Mais c’est surtout l’effet des décisions du Conseil européen sur l’'Europe politique qu’Alex Bodry critique. Il s’agit pour lui d’une véritable "automutilation" qui passe par le fait que les "responsables politiques européens" ont décrété "un abandon de souveraineté politique dans les domaines clés de la politique budgétaire et financière". Alex Bodry, qui est député à la Chambre, estime que "les élus abandonnent une partie importante de leurs compétences au profit d'institutions non-élues comme la Commission européenne ou les juges de la Cour européenne de justice." Pour lui, les élus nationaux sont en train de devenir "avant tout responsables devant des institutions supranationales alors qu'ils doivent surtout des comptes à leurs populations qui les ont élus". Dans le déploiement du dispositif anti-crise de l’UE, "l'indispensable implication des parlements nationaux dans le nouveau schéma de la gouvernance européenne reste floue" pour l’élu socialiste.
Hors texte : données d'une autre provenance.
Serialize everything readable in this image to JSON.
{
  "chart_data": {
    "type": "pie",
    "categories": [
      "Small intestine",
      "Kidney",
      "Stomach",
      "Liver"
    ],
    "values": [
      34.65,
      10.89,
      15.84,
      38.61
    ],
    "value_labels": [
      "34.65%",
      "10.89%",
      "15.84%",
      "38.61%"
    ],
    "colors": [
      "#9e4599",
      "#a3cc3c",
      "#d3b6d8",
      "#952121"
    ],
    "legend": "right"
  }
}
Sa conclusion est virulente : "La prise en otage des pouvoirs constituants européens notamment au sujet de la "règle d'or" budgétaire est méprisabl", écrit-il après avoir rejeté dans une tribune précédente l’inscription d’une telle règle d’or budgétaire dans la Constitution luxembourgeoise.
S’ajoute à ce tableau le fait que, selon le député socialiste, "le Parlement européen (élu au suffrage universel, ndlr) reste lui aussi largement exclu du système", que "la stratégie Europe 2020 fondée sur l'emploi et la croissance s'éclipse derrière la priorité absolue accordée au désendettement rapide et à l'équilibre budgétaire à court terme" et que "les plans d'austérité sont pour la population et les plans de soutien pour les banques". "Le modèle social européen pourrait bien être la prochaine victime de la politique menée actuellement en Europe", conclut le député, pour qui le Conseil européen des 8 et 9 décembre 2011 "apparaît avec le recul comme un énorme gâchis".
Voilà la question que se pose le dirigeant socialiste, qui se demande aussi si "le Luxembourg peut s'opposer aux choix fondamentaux imposés par le couple germano-français et la majorité politique de droite au Conseil, au Parlement européen et à la Commission".Pour Alex Bodry, "faire complètement bande à part est difficilement envisageable". Il se place derrière le Premier ministre du gouvernement de coalition,Jean-Claude Juncker, et regrette que les propositions de ce dernier "dans un sens de renforcement de la solidarité européenne n'ont pas connues l'adhésion souhaitée". À ses yeux, il importe d’utiliser "correctement et de façon intelligente la marge de manœuvre politique restante pour ne pas tomber dans le piège de la spirale rigueur budgétaire - récession - chômage mis en place au niveau européen."
Les atouts du Luxembourg sont un budget 2011 de l'administration publique "proche de l'équilibre sinon équilibré", un endettement public en dessous de 20 % du PIB, et une approche budgétaire de la part du Gouvernement de réduire le déficit public à zéro d’ici "sans coupes budgétaires radicales". A l’instar du budget de l'Etat pour 2012, "discipline budgétaire, consolidation du pouvoir d'achat et investissements publics" iront de pair. La progression des dépenses publiques sera atténuée, il sera tenu compte"des charges futures liées à l'évolution de notre régime de protection sociale", le tout dans un esprit de "solidarité intergénérationnelle", de "bon sens élémentaire" et de responsabilité. Les salaires progresseront, le secteur public continue d’engager, l’Etat-providence luxembourgeois est tout sauf démantelé, relève-t-il encore.
"Non", conclut Alex Bodry, "ni le budget de l'Etat pour 2012, ni les décisions récentes du gouvernement ne sont synonymes d'austérité". Pour l'heure, le Luxembourg n'applique pas à ses yeux "les remèdes extrêmes préconisés par les médecins européens". "Les fondamentaux de notre système social ne sont pas remis en cause", estime Alex Bodry qui souligne que "les adaptations structurelles indispensables sont en préparation" et que "ces réformes se font dans le respect de notre modèle social". "Veillons à ce qu'il en reste ainsi dans les années à venir!", lance-t-il enfin.